Mexican cartel membership is estimated to be in the vicinity of 175,000 people
Membership in Mexico's deadly drug cartels continues to surge as dozens of people join the crime groups daily, according to research published by the academic journal Science on Thursday. The study also estimated cartels to be the fifth-largest employers in the Latin American country.
Tracking information on homicides, incarcerations, and other related data over the past decade, researchers created a mathematical model to trace cartel recruitment numbers.
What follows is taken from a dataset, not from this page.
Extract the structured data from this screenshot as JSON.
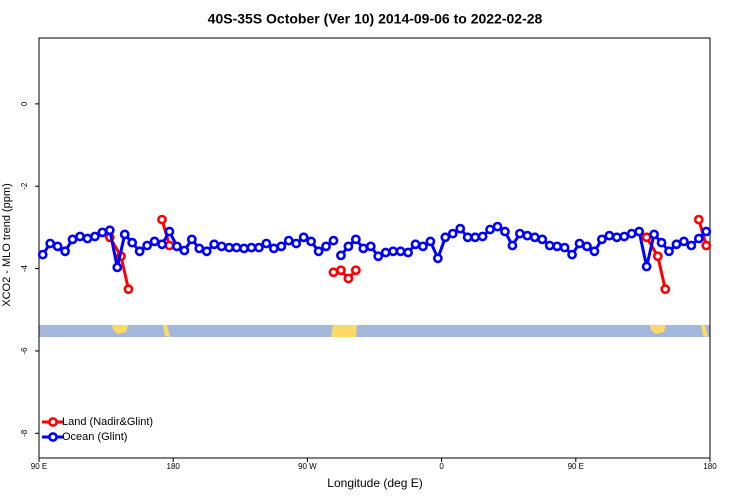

It found that membership of around 150 drug cartels is cumulatively estimated to be 175,000, which placed it above most of Mexico's largest employers.
The study's authors said that their goal was to provide analysts and lawmakers who "have long struggled to understand cartels" a method to find a "better way out of this cycle of violence." It also indicated targeting cartel recruitment methods, rather than imprisoning members, is the most effective measure to curb the issue.
"More than 1.7 million people in Latin America are incarcerated," the study says. "Adding more people to saturated jails will not solve the insecurity problem."
Additionally, the research found that drug cartels recruit up to 20,000 new initiates each year to continue their growth, which it indicates is necessary, given that around 37% of known cartel members have been killed or incarcerated in the past decade.
"If cartels cannot recruit, then they cannot replace their losses, then they cannot keep fighting each other," Valentin Pereda of the University of Montreal, who was involved in the study, said, according to The Guardian. "Until now, no one had provided a data-based assessment of how it would work in practice."
Pereda added that, for cartel violence to be controlled, the weaponry available to them must also be addressed. "We're not talking about people with knives going at each other in a bar," he said, "We're talking about paramilitary units with military-grade weapons."
A July estimate from the US Drug Enforcement Administration (DEA) said that two of the most infamous Mexican cartels, Sinaloa and Jalisco New Generation, employ around 45,000 people.
The study noted that the DEA's figures might not be fully representative of the actual reach the organized crime groups possess, given that the "model only accounts for those directly involved in work that puts them at risk of violence, and not members - such as bankers - who help move and launder cartels' money."
Data from the Mexican Statistical Agency (INEGI), meanwhile, states that there were 32,223 homicides in Mexico in 2022 - or 25 murders per 100,000 people.